Professora de Medicina Social da UFPE e doutora em Saúde Coletiva, Bernadete Perez Coelho, avisa que a subnotificação não é causada apenas pela falta de testes, como insiste o governo estadual. Para aproximar os números do tamanho real do problema nas ruas seria necessário notificar também os casos e as mortes constatadas clinicamente diante do contexto epidemiológico .

"Existem outros critérios diagnósticos além do teste. Fechar os casos com critério clínico-epidemiológico é fundamental. Outra coisa importante é notificar todos os suspeitos. Existe uma rede ampla no território que deveria estar notificando todos os suspeitos e fazendo monitoramento domiciliar, a maior parte possível remotamente", explica a médica.

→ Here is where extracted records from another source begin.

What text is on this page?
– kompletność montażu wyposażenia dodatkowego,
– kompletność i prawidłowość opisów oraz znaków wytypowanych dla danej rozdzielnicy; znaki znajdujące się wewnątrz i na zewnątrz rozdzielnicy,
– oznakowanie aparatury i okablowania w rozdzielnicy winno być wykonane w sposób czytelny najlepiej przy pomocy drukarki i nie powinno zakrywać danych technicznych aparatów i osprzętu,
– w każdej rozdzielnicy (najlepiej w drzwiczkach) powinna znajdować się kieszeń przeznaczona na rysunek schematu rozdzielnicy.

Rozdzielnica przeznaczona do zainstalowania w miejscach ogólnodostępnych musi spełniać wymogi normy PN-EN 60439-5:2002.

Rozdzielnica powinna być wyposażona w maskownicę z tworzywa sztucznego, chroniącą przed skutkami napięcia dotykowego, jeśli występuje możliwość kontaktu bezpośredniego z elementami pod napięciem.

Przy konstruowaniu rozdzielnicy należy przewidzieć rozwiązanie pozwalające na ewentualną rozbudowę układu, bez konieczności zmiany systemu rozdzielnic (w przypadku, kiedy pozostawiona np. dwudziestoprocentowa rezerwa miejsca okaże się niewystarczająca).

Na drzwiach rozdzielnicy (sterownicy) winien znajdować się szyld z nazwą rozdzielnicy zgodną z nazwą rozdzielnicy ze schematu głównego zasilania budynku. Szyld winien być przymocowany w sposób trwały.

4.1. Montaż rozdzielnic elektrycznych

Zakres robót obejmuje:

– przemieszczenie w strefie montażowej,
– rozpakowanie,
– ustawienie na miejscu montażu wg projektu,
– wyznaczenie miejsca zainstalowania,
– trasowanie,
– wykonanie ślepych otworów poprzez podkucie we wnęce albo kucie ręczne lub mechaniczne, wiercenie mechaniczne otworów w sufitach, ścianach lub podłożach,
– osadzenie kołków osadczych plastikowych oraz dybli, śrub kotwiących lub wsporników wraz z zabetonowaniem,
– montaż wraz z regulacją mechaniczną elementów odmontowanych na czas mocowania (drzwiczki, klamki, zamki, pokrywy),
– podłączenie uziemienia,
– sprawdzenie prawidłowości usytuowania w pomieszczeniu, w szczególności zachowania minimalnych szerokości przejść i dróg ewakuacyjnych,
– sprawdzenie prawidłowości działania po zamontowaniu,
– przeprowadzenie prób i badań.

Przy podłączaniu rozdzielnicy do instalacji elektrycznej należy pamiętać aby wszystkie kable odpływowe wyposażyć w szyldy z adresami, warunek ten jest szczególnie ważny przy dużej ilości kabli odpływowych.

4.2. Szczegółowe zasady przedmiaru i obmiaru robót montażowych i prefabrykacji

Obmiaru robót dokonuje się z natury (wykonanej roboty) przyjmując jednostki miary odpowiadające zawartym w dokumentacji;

Ela conclui com uma recomendação : "Essa não é a orientação para a rede, embora o último documento da vigilância da Secretaria Estadual de Saúde cite a plataforma para todas as síndromes gripais. Não podemos mandar para casa sem notificar e monitorar todos os casos, ainda que não tenhamos testes suficientes".

O mais adequado, segundo os epidemiologistas da Rede Solidária, seria acompanhar corpo-a-corpo , por meio de telefonemas e mensagens, cada um dos casos suspeitos. Esse é um dos princípios da Vigilância em Saúde, enquanto que o isolamento social é uma medida "no atacado".

20 mil testes

Na entrevista coletiva de terça-feira (14 de abril), o secretário estadual de Saúde, André Longo, informou que Pernambuco havia recebido 20 mil testes rápidos do Ministério da Saúde. Inicialmente, a prioridade é testar profissionais de saúde e de segurança, que estão mais expostos por causa do contato direto com a população.

No entanto, o protocolo exige que a pessoa a ser testada tenha sentido os sintomas por sete dias, seguidos por mais três dias assintomáticos. Segundo Longo, os profissionais de saúde que não se enquadrarem nesse critério serão examinados apenas com o teste PCR .

Ainda sem os números da segurança , a secretaria informou números impressionantes para o pessoal da área de Saúde: 425 casos foram confirmados e 358 descartados. "As testagens abrangem os profissionais de todas as unidades de saúde, da rede pública (estadual e municipal), ou privadas. O Estado foi o primeiro do país a criar um protocolo para testar os profissionais da área da saúde", informa a secretaria.

Na entrevista, o secretário não mencionou a questão da subnotificação dos casos na população em geral. Caso a equipe de sua assessoria de comunicação envie o posicionamento oficial a respeito, este texto será atualizado imediatamente.